In sintesi, per provare se una macchina può pensare, Turing propone di sostituirla, nel suo gioco, a un giocatore umano, e verificare se si comporterebbe – assegnatole lo stesso compito che aveva il giocatore – nello stesso modo. Rispettando la consegna, e imparando dall’esperienza per continuare a rispettarla. In questo caso, penserebbe. Non necessariamente come un umano, ma penserebbe.
E su questa base, nascerà la “scienza dei calcolatori” di cui, finalmente, dopo molti anni, almeno nella letteratura specializzata, si comincerà a dare il merito al matematico inglese. Così Douglas Hofstadter, nel suo monumentale e godibilissimo Gödel, Escher, Bach, pubblicato nel 1979, e poi insieme a Daniel Dennett in L’Io della mente, uscito nel 1981, e ancora Dennett da solo in Coscienza, pubblicato originariamente nel 1991, fino a trovarne traccia indiretta in testi meno recenti, situati agli albori di questi studi, come nel Saggio introduttivo di Maurizio Nasti a Introduzione alla cibernetica (uscito nel 1956) dello psichiatra e neurologo inglese, William Ross Ashby, pioniere della cibernetica e fondatore di quella che verrà poi chiamata “teoria generale dei sistemi”: Ashby ignora il lavoro del connazionale e contemporaneo Turing, ma Nasti non può fare a meno di ricordarlo e rendergli merito…
Oggi i nostri computer, rispetto a quelli delle origini, sono di una potenza titanica, allora immaginabile solo dalle menti più visionarie. Non è più in discussione la loro potenza e velocità di calcolo.
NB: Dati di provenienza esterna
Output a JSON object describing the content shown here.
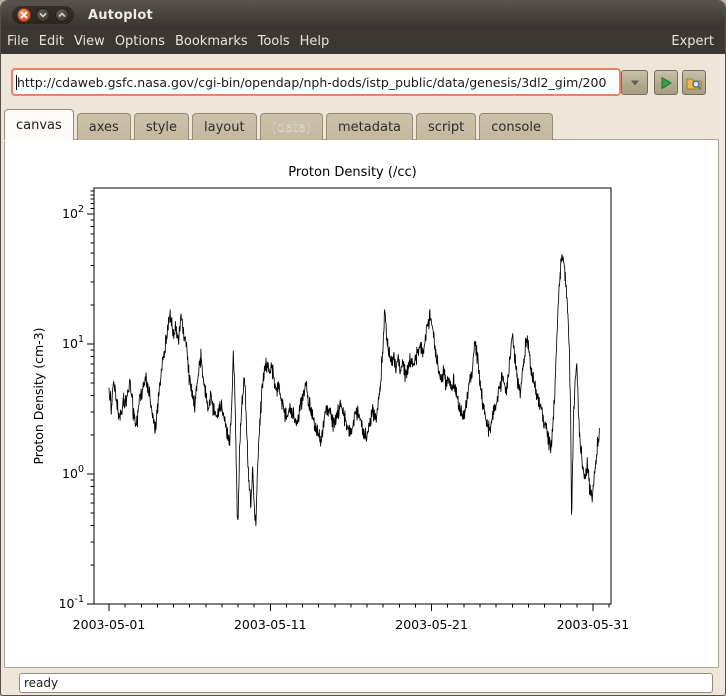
{
  "window": {
    "title": "Autoplot",
    "controls": {
      "close": "close",
      "minimize": "minimize",
      "maximize": "maximize"
    }
  },
  "menu_bar": {
    "items": [
      "File",
      "Edit",
      "View",
      "Options",
      "Bookmarks",
      "Tools",
      "Help"
    ],
    "right_label": "Expert"
  },
  "address_bar": {
    "url": "http://cdaweb.gsfc.nasa.gov/cgi-bin/opendap/nph-dods/istp_public/data/genesis/3dl2_gim/200",
    "dropdown_icon": "chevron-down-icon",
    "go_icon": "play-icon",
    "inspect_icon": "folder-magnifier-icon"
  },
  "tabs": {
    "items": [
      {
        "label": "canvas",
        "state": "active"
      },
      {
        "label": "axes",
        "state": "normal"
      },
      {
        "label": "style",
        "state": "normal"
      },
      {
        "label": "layout",
        "state": "normal"
      },
      {
        "label": "(data)",
        "state": "disabled"
      },
      {
        "label": "metadata",
        "state": "normal"
      },
      {
        "label": "script",
        "state": "normal"
      },
      {
        "label": "console",
        "state": "normal"
      }
    ]
  },
  "status_bar": {
    "text": "ready"
  },
  "colors": {
    "titlebar": "#3c3933",
    "menubar": "#3b3834",
    "background": "#ede6d9",
    "focus_ring": "#ee8265",
    "close_button": "#e06034",
    "play_green": "#35a043",
    "tab_inactive": "#c6bba2",
    "plot_line": "#000000"
  },
  "chart_data": {
    "type": "line",
    "title": "Proton Density (/cc)",
    "ylabel": "Proton Density (cm-3)",
    "xlabel": "",
    "y_scale": "log",
    "ylim": [
      0.1,
      158
    ],
    "x_range": [
      "2003-05-01",
      "2003-05-31"
    ],
    "grid": false,
    "legend": null,
    "x_major_ticks": [
      {
        "day": 0,
        "label": "2003-05-01"
      },
      {
        "day": 10,
        "label": "2003-05-11"
      },
      {
        "day": 20,
        "label": "2003-05-21"
      },
      {
        "day": 30,
        "label": "2003-05-31"
      }
    ],
    "y_major_ticks": [
      {
        "value": 100,
        "mantissa": "10",
        "exp": "2"
      },
      {
        "value": 10,
        "mantissa": "10",
        "exp": "1"
      },
      {
        "value": 1,
        "mantissa": "10",
        "exp": "0"
      },
      {
        "value": 0.1,
        "mantissa": "10",
        "exp": "-1"
      }
    ],
    "series": [
      {
        "name": "Proton Density",
        "color": "#000000",
        "units": "cm-3",
        "points": [
          [
            0.0,
            4.5
          ],
          [
            0.15,
            3.4
          ],
          [
            0.3,
            5.4
          ],
          [
            0.5,
            3.2
          ],
          [
            0.7,
            2.6
          ],
          [
            0.9,
            4.0
          ],
          [
            1.1,
            3.4
          ],
          [
            1.3,
            5.2
          ],
          [
            1.5,
            3.0
          ],
          [
            1.7,
            2.4
          ],
          [
            1.9,
            3.8
          ],
          [
            2.1,
            4.6
          ],
          [
            2.3,
            5.5
          ],
          [
            2.5,
            4.2
          ],
          [
            2.7,
            2.8
          ],
          [
            2.9,
            2.1
          ],
          [
            3.05,
            3.6
          ],
          [
            3.2,
            5.4
          ],
          [
            3.35,
            7.5
          ],
          [
            3.5,
            9.5
          ],
          [
            3.65,
            13
          ],
          [
            3.8,
            17
          ],
          [
            3.9,
            14.5
          ],
          [
            4.0,
            11
          ],
          [
            4.15,
            13.5
          ],
          [
            4.3,
            10.5
          ],
          [
            4.45,
            15.5
          ],
          [
            4.55,
            13.5
          ],
          [
            4.7,
            11
          ],
          [
            4.85,
            8
          ],
          [
            5.0,
            5.0
          ],
          [
            5.15,
            4.2
          ],
          [
            5.3,
            3.4
          ],
          [
            5.45,
            4.6
          ],
          [
            5.6,
            6.6
          ],
          [
            5.7,
            7.8
          ],
          [
            5.85,
            5.2
          ],
          [
            6.0,
            4.0
          ],
          [
            6.15,
            3.2
          ],
          [
            6.3,
            3.9
          ],
          [
            6.5,
            3.0
          ],
          [
            6.7,
            2.6
          ],
          [
            6.85,
            3.5
          ],
          [
            7.0,
            3.2
          ],
          [
            7.15,
            2.7
          ],
          [
            7.3,
            2.1
          ],
          [
            7.45,
            1.6
          ],
          [
            7.6,
            2.9
          ],
          [
            7.7,
            8.8
          ],
          [
            7.8,
            4.2
          ],
          [
            7.9,
            1.1
          ],
          [
            7.98,
            0.33
          ],
          [
            8.1,
            1.6
          ],
          [
            8.25,
            3.6
          ],
          [
            8.4,
            5.8
          ],
          [
            8.5,
            2.8
          ],
          [
            8.6,
            1.3
          ],
          [
            8.7,
            0.8
          ],
          [
            8.8,
            0.58
          ],
          [
            8.9,
            1.1
          ],
          [
            9.0,
            0.52
          ],
          [
            9.1,
            0.42
          ],
          [
            9.2,
            0.95
          ],
          [
            9.35,
            2.4
          ],
          [
            9.5,
            4.5
          ],
          [
            9.65,
            6.5
          ],
          [
            9.8,
            7.2
          ],
          [
            9.95,
            5.8
          ],
          [
            10.1,
            6.6
          ],
          [
            10.25,
            5.0
          ],
          [
            10.4,
            4.2
          ],
          [
            10.55,
            4.8
          ],
          [
            10.7,
            3.6
          ],
          [
            10.85,
            3.0
          ],
          [
            11.05,
            2.6
          ],
          [
            11.25,
            3.3
          ],
          [
            11.45,
            2.8
          ],
          [
            11.65,
            2.4
          ],
          [
            11.85,
            3.1
          ],
          [
            12.05,
            3.9
          ],
          [
            12.2,
            5.0
          ],
          [
            12.35,
            3.6
          ],
          [
            12.55,
            2.9
          ],
          [
            12.75,
            2.4
          ],
          [
            12.95,
            2.0
          ],
          [
            13.15,
            1.8
          ],
          [
            13.35,
            2.6
          ],
          [
            13.55,
            3.2
          ],
          [
            13.75,
            2.7
          ],
          [
            13.95,
            2.3
          ],
          [
            14.15,
            2.9
          ],
          [
            14.35,
            3.4
          ],
          [
            14.55,
            2.8
          ],
          [
            14.75,
            2.3
          ],
          [
            14.95,
            2.0
          ],
          [
            15.15,
            2.5
          ],
          [
            15.35,
            3.0
          ],
          [
            15.55,
            2.6
          ],
          [
            15.75,
            2.2
          ],
          [
            15.95,
            1.9
          ],
          [
            16.15,
            2.4
          ],
          [
            16.35,
            2.9
          ],
          [
            16.55,
            2.6
          ],
          [
            16.7,
            3.4
          ],
          [
            16.85,
            5.2
          ],
          [
            17.0,
            10
          ],
          [
            17.1,
            18.5
          ],
          [
            17.2,
            12
          ],
          [
            17.35,
            8.5
          ],
          [
            17.5,
            7.0
          ],
          [
            17.65,
            8.2
          ],
          [
            17.8,
            6.2
          ],
          [
            17.95,
            7.5
          ],
          [
            18.1,
            6.0
          ],
          [
            18.25,
            6.8
          ],
          [
            18.4,
            5.4
          ],
          [
            18.55,
            6.6
          ],
          [
            18.7,
            7.8
          ],
          [
            18.85,
            6.6
          ],
          [
            19.0,
            7.4
          ],
          [
            19.15,
            8.6
          ],
          [
            19.3,
            9.6
          ],
          [
            19.45,
            8.2
          ],
          [
            19.6,
            11
          ],
          [
            19.75,
            13.5
          ],
          [
            19.9,
            16
          ],
          [
            20.0,
            14
          ],
          [
            20.15,
            11
          ],
          [
            20.3,
            8.0
          ],
          [
            20.45,
            6.2
          ],
          [
            20.6,
            5.2
          ],
          [
            20.75,
            6.0
          ],
          [
            20.9,
            4.6
          ],
          [
            21.05,
            5.5
          ],
          [
            21.2,
            4.4
          ],
          [
            21.35,
            5.0
          ],
          [
            21.55,
            4.0
          ],
          [
            21.75,
            3.2
          ],
          [
            21.95,
            2.6
          ],
          [
            22.15,
            3.5
          ],
          [
            22.35,
            4.8
          ],
          [
            22.55,
            6.6
          ],
          [
            22.7,
            10
          ],
          [
            22.85,
            7.5
          ],
          [
            23.0,
            5.0
          ],
          [
            23.2,
            3.4
          ],
          [
            23.4,
            2.4
          ],
          [
            23.6,
            2.1
          ],
          [
            23.8,
            2.8
          ],
          [
            24.0,
            3.5
          ],
          [
            24.2,
            4.4
          ],
          [
            24.4,
            5.5
          ],
          [
            24.6,
            4.2
          ],
          [
            24.8,
            6.5
          ],
          [
            25.0,
            12
          ],
          [
            25.15,
            8.0
          ],
          [
            25.3,
            5.2
          ],
          [
            25.5,
            4.1
          ],
          [
            25.7,
            7.0
          ],
          [
            25.9,
            11
          ],
          [
            26.05,
            8.5
          ],
          [
            26.2,
            6.0
          ],
          [
            26.4,
            4.6
          ],
          [
            26.6,
            3.8
          ],
          [
            26.8,
            3.0
          ],
          [
            27.0,
            2.4
          ],
          [
            27.2,
            1.9
          ],
          [
            27.4,
            1.5
          ],
          [
            27.55,
            2.7
          ],
          [
            27.7,
            6.5
          ],
          [
            27.85,
            20
          ],
          [
            28.0,
            38
          ],
          [
            28.1,
            48
          ],
          [
            28.2,
            42
          ],
          [
            28.3,
            30
          ],
          [
            28.45,
            18
          ],
          [
            28.55,
            8.0
          ],
          [
            28.62,
            2.6
          ],
          [
            28.68,
            0.42
          ],
          [
            28.78,
            2.2
          ],
          [
            28.9,
            5.0
          ],
          [
            29.0,
            6.8
          ],
          [
            29.1,
            3.2
          ],
          [
            29.2,
            1.8
          ],
          [
            29.35,
            1.2
          ],
          [
            29.5,
            0.9
          ],
          [
            29.65,
            1.15
          ],
          [
            29.8,
            0.75
          ],
          [
            29.95,
            0.65
          ],
          [
            30.1,
            0.95
          ],
          [
            30.25,
            1.5
          ],
          [
            30.4,
            2.0
          ]
        ]
      }
    ]
  }
}
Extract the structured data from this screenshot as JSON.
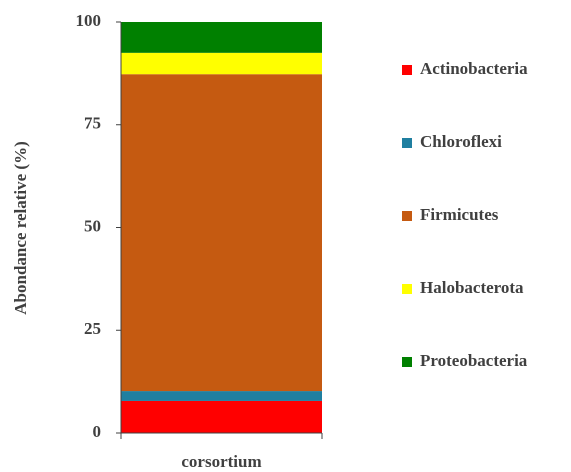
{
  "chart_data": {
    "type": "stacked_bar",
    "y_label": "Abondance relative  (%)",
    "categories": [
      "corsortium"
    ],
    "series": [
      {
        "name": "Actinobacteria",
        "color": "#ff0000",
        "values": [
          7.8
        ]
      },
      {
        "name": "Chloroflexi",
        "color": "#1f7fa0",
        "values": [
          2.4
        ]
      },
      {
        "name": "Firmicutes",
        "color": "#c55a11",
        "values": [
          77.1
        ]
      },
      {
        "name": "Halobacterota",
        "color": "#ffff00",
        "values": [
          5.2
        ]
      },
      {
        "name": "Proteobacteria",
        "color": "#008000",
        "values": [
          7.5
        ]
      }
    ],
    "ylim": [
      0,
      100
    ],
    "yticks": [
      0,
      25,
      50,
      75,
      100
    ],
    "legend": "right"
  }
}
Al massimo rimane un dubbio: se prima o poi potranno rispondere alla domanda che si poneva Philip K. Dick nei suoi romanzi: Cosa ci rende umani, e cosa ci distingue dalle macchine? Ammesso che ci sia in futuro ancora una differenza.
Un dato è certo. Come scrive Daniel Dennett in Coscienza,
“Due dei più importanti inventori dei calcolatori furono il matematico inglese Alan Turing e il fisico e matematico ungaro-americano John von Neumann. Benché Turing abbia avuto una grande esperienza pratica diretta progettando e costruendo le macchine elettroniche appositamente studiate per decifrare i codici segreti che aiutarono gli alleati a vincere la seconda guerra mondiale, è al suo lavoro teorico esclusivamente astratto, e cioè allo sviluppo del concetto di macchina di Turing Universale, che dobbiamo l’avvio dell’era dei calcolatori” (Dennett, 1993).
LETTURE
— Daniel C. Dennett, Coscienza, Rizzoli, Milano, 1993.
— Andrew Hodges, Alan Turing. Storia di un enigma, Bollati Boringhieri, Torino, 2014.
— Douglas R. Hofstadter, Gödel, Escher, Bach Un’eterna ghirlanda brillante, Adelphi, Milano, 1984.
— Douglas R. Hofstadter, Daniel C. Dennett, L’Io della mente, Adelphi, Milano, 1985.
— Giuseppe Perrella, Raffaele Strino, Le macchine simulanti, Theorema, Roma, 1980.
— William Ross Ashby, Introduzione alla cibernetica, Einaudi, Torino, 1971.
— Alan Turing, Computing Machinery and Intelligence, “Mind” n. 49, 1950.
VISIONI
— Stanley Kubrick, 2001 Odissea nello spazio, Warner Home Video, 2014 (home video).
— Ridley Scott, Blade Runner, Warner Home Video, 2008 (home video).